The 2002 proposal, however, was for a much larger boundary than the 2019 proposal, The News Tribune said, showing the first attempt also included the unincorporated area of Parkland.

Because neither Spanaway nor Parkland residents wanted to absorb the other's city name, the city of Gateway was proposed as a compromise. In the end, it too reportedly failed to excite the electorate.

Incidentally, other nearby areas debating incorporation at the same time further complicated the city boundary issue, leading to more combative arguments about how taxes and development would be implemented.

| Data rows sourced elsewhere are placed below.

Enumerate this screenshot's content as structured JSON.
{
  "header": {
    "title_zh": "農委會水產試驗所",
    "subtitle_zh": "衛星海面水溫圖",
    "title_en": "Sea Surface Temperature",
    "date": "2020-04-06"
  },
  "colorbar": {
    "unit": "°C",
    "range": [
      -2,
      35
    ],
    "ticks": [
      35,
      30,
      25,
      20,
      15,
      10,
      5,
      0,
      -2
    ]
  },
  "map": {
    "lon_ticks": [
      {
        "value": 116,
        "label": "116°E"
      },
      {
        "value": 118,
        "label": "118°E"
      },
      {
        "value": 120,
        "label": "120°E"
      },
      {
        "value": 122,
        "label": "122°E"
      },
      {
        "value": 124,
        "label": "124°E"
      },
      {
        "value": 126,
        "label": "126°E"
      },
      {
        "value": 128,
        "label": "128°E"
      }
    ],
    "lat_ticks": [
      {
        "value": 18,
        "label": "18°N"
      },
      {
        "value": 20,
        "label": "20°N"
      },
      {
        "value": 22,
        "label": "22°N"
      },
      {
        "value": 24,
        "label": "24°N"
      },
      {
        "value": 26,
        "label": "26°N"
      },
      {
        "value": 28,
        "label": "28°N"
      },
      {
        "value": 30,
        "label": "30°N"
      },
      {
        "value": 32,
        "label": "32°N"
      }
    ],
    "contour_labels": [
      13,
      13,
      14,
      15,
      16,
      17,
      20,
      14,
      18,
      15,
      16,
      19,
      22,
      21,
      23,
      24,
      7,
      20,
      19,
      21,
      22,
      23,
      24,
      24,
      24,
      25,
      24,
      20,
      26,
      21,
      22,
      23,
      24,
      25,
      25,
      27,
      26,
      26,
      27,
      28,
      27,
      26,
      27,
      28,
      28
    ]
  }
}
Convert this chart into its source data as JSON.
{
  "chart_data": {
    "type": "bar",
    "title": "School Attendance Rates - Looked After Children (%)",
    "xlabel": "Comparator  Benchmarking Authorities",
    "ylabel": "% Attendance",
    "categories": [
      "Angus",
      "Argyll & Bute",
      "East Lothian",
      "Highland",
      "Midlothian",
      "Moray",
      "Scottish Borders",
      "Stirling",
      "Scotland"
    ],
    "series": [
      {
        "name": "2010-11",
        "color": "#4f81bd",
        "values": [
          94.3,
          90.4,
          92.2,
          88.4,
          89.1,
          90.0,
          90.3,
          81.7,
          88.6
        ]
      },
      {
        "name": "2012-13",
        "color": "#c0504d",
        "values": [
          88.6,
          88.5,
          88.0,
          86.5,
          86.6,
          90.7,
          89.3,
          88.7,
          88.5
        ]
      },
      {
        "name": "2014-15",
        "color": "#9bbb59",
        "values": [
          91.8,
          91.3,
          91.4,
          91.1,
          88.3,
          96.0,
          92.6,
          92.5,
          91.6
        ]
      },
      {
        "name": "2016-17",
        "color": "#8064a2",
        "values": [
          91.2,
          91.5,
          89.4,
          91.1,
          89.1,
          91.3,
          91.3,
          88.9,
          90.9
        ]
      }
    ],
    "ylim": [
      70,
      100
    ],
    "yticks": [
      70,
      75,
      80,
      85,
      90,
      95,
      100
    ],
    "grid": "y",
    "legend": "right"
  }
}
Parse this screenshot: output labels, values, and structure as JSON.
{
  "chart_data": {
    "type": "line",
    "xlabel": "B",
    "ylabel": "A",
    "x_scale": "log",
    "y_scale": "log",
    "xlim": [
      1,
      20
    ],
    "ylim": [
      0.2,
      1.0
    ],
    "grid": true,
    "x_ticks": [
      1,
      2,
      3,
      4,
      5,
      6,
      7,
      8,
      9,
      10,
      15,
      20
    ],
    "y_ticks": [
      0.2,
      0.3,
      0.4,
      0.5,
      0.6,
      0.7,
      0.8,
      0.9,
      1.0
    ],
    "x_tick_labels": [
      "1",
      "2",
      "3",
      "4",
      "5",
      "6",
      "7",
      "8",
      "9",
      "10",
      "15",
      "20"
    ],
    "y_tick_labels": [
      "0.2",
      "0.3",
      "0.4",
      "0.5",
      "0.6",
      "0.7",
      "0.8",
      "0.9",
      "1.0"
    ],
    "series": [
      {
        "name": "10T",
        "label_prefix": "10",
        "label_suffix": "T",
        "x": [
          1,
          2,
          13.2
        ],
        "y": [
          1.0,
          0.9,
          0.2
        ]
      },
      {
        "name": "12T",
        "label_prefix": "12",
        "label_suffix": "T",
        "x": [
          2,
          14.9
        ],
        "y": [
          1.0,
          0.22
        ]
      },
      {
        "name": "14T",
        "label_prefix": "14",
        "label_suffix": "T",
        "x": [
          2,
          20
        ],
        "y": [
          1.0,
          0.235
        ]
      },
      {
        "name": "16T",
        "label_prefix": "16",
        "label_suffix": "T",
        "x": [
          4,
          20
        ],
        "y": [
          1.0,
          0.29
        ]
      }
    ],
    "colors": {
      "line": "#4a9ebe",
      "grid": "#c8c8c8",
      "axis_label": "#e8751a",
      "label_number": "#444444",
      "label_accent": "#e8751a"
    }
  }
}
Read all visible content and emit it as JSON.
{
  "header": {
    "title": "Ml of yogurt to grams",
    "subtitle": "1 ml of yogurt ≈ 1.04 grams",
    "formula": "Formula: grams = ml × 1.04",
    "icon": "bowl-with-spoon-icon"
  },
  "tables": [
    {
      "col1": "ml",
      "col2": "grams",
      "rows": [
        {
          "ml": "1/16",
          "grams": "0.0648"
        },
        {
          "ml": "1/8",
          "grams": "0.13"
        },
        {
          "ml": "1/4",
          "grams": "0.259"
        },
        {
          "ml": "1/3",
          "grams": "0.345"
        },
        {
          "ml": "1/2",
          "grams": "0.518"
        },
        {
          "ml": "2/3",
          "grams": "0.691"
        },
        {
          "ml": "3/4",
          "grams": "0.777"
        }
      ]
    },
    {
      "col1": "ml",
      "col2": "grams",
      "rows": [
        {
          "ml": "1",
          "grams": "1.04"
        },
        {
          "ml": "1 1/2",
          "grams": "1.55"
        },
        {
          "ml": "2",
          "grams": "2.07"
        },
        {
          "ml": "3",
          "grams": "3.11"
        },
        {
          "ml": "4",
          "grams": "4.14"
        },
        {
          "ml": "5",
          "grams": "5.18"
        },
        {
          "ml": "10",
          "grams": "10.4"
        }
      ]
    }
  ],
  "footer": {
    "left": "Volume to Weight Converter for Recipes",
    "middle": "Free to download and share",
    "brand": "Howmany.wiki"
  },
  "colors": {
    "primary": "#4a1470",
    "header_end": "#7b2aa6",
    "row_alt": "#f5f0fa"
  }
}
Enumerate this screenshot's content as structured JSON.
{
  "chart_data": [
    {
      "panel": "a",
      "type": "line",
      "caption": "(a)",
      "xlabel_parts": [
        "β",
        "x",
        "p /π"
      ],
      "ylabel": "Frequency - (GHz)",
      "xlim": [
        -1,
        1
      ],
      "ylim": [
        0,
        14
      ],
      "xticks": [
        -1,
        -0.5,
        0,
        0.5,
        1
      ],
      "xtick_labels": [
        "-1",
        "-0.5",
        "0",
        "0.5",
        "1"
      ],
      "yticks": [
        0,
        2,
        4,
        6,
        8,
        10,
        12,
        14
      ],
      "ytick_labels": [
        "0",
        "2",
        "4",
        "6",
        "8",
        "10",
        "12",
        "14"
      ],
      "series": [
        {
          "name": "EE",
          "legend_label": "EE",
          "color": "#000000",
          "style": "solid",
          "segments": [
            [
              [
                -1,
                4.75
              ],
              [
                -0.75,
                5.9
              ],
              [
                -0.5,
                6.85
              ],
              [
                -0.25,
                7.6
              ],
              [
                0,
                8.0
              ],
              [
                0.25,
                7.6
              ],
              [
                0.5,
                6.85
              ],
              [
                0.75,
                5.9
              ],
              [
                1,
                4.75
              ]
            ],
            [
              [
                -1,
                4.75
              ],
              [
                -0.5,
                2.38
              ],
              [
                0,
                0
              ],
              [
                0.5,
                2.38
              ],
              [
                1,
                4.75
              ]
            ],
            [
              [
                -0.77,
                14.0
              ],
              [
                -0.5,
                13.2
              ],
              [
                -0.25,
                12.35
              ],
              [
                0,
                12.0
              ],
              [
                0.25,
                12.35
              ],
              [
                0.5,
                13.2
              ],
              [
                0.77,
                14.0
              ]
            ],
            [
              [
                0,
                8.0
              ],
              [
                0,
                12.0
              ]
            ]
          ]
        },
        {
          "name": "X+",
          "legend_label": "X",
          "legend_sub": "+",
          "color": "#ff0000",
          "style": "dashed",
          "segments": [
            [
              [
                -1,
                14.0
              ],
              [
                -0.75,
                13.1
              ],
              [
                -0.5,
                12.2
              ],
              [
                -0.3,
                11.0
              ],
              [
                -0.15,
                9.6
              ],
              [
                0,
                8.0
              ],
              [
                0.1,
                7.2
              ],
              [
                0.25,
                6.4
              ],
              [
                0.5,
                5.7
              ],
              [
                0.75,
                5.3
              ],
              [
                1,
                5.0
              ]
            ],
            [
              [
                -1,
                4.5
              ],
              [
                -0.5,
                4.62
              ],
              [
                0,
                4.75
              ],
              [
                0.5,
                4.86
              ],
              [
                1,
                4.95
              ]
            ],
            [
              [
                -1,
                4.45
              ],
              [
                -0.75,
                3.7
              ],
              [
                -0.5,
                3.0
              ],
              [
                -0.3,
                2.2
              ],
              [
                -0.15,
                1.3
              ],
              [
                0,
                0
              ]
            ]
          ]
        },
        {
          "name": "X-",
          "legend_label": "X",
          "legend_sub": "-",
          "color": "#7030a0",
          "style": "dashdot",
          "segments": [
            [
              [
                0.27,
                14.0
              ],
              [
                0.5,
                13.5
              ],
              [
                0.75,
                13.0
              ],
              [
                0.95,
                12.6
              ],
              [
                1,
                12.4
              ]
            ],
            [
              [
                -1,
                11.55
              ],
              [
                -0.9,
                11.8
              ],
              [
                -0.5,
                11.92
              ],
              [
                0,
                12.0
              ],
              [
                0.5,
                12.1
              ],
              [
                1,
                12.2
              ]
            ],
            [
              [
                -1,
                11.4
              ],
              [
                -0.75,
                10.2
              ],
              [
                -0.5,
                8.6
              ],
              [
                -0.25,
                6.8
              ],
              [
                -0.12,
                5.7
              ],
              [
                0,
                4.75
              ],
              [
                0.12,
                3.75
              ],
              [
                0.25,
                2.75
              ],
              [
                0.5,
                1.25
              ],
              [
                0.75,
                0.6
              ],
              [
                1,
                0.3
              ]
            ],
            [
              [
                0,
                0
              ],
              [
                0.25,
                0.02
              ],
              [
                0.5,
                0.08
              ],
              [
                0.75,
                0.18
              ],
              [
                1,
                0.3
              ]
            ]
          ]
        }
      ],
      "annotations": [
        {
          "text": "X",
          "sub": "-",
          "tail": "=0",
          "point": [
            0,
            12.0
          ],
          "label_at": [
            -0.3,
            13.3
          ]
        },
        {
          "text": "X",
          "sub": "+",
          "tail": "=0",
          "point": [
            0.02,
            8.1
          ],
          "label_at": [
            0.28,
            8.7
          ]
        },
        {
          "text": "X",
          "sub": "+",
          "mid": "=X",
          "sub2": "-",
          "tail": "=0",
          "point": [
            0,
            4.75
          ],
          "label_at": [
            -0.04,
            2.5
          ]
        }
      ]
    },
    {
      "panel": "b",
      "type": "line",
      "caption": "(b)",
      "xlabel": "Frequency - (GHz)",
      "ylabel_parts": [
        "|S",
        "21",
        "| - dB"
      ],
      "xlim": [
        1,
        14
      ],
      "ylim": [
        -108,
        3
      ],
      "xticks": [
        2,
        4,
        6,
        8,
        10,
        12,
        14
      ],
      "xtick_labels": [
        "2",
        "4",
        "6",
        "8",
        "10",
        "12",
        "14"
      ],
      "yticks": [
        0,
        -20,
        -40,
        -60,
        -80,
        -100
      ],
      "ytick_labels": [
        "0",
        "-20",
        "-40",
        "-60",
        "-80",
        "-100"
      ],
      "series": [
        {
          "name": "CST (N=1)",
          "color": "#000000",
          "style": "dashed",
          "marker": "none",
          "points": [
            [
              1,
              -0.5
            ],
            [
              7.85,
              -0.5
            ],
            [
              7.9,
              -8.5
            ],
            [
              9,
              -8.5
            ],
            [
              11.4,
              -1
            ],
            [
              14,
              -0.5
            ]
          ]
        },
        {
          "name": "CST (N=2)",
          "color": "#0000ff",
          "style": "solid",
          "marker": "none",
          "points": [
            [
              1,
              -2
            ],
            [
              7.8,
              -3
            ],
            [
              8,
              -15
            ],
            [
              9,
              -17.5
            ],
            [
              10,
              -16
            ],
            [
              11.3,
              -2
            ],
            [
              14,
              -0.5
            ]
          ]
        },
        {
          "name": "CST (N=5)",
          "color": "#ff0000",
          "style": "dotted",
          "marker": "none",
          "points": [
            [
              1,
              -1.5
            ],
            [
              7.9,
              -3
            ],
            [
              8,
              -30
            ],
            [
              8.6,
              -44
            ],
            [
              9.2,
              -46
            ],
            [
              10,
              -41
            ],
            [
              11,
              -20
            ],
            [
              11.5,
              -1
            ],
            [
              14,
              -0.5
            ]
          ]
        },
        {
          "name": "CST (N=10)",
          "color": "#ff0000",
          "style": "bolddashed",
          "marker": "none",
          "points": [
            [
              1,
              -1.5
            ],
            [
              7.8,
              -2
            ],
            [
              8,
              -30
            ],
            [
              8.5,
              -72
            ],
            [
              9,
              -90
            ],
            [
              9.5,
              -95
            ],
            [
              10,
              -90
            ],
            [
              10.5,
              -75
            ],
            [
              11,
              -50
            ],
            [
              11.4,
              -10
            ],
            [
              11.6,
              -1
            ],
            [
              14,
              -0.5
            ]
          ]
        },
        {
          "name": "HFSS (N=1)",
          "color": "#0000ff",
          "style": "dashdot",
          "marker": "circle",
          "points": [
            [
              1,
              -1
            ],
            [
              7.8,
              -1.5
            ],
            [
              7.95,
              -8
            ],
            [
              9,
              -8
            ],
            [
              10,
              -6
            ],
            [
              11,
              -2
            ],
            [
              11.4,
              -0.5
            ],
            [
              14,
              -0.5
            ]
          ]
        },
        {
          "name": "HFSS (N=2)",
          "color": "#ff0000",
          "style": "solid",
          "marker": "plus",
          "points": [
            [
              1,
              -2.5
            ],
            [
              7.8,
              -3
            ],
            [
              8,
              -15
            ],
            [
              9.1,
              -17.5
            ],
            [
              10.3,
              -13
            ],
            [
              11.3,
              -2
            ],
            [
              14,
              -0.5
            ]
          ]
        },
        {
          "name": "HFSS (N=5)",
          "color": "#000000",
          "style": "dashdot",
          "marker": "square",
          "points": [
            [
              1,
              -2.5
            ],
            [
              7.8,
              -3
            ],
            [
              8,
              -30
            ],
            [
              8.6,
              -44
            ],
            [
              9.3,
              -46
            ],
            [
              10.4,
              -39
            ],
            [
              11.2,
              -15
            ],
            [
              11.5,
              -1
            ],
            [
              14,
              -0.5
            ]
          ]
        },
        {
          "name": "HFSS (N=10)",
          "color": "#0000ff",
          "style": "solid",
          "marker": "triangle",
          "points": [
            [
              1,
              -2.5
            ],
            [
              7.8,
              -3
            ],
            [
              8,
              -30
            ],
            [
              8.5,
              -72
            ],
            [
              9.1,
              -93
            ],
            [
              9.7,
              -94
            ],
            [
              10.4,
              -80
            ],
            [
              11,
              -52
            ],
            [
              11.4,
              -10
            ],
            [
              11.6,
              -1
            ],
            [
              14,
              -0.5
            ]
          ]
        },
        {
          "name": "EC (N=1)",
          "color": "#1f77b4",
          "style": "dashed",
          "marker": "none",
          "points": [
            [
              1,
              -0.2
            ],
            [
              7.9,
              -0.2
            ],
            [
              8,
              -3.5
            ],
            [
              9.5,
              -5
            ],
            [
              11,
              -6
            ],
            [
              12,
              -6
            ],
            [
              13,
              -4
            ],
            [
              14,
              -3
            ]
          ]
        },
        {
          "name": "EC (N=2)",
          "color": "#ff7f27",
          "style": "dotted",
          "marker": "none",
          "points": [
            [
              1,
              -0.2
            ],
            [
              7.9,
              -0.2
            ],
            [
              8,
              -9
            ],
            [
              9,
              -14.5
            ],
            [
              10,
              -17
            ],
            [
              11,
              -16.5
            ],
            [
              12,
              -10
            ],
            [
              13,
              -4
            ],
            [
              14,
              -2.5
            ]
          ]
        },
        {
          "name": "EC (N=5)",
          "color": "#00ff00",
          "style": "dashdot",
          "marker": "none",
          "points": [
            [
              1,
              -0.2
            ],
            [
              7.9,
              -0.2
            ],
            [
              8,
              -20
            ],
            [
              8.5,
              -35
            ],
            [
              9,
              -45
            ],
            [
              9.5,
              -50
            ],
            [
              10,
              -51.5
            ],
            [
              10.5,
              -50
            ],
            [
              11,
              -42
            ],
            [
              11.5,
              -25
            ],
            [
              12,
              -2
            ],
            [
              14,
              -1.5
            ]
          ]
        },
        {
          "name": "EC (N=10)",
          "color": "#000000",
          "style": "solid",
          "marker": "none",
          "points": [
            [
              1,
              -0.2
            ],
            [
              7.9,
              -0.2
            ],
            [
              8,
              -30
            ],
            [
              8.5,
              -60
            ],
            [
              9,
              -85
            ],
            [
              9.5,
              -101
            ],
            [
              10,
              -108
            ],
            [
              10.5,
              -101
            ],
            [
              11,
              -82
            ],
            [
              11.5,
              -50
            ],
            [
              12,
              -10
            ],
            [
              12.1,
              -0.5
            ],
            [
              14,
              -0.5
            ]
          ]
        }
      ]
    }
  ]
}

The boundary proposed in Bowman's latest attempt shows the northern city limit roughly following Military Road South, west from Perimeter Road to roughly 14th/15th Avenue East. The southern city limit sits around 208th Street South, bordered on the west by SR-507 South and on the east by 14th Avenue East.

All in all, the shape of the proposed city sort of resembles a 'q', based on the map produced by the Pierce County Assessor-Treasurer in January:

Bowman, the president of the Spanaway Historical Society, in her address to the Pierce County Council Feb. 19 said in part, "My job is to save history of the prairie of Spanaway and surrounding areas," adding, "It has become a struggle with the planning in our area and losing our sense of being.

"More recently, citizens of Spanaway have been involved in years of community planning under the Growth Management Act. In spite of their toil and describing the lifestyle of the community, most of their community planning has been removed and our sense of history is being lost.

"Spanaway is now part of a grand scheme to create urban level density in places that only 20 years ago were large pastures of horses and cows. Instead of placing urban areas in the already incorporated cities, Pierce County has allowed endless development over our seasonal streams and pastures. Trees have been replaced with apartments and townhomes.

"We do not like the direction Pierce County has driven our community and the time has come to take our course away from Pierce County and guide our OWN destiny."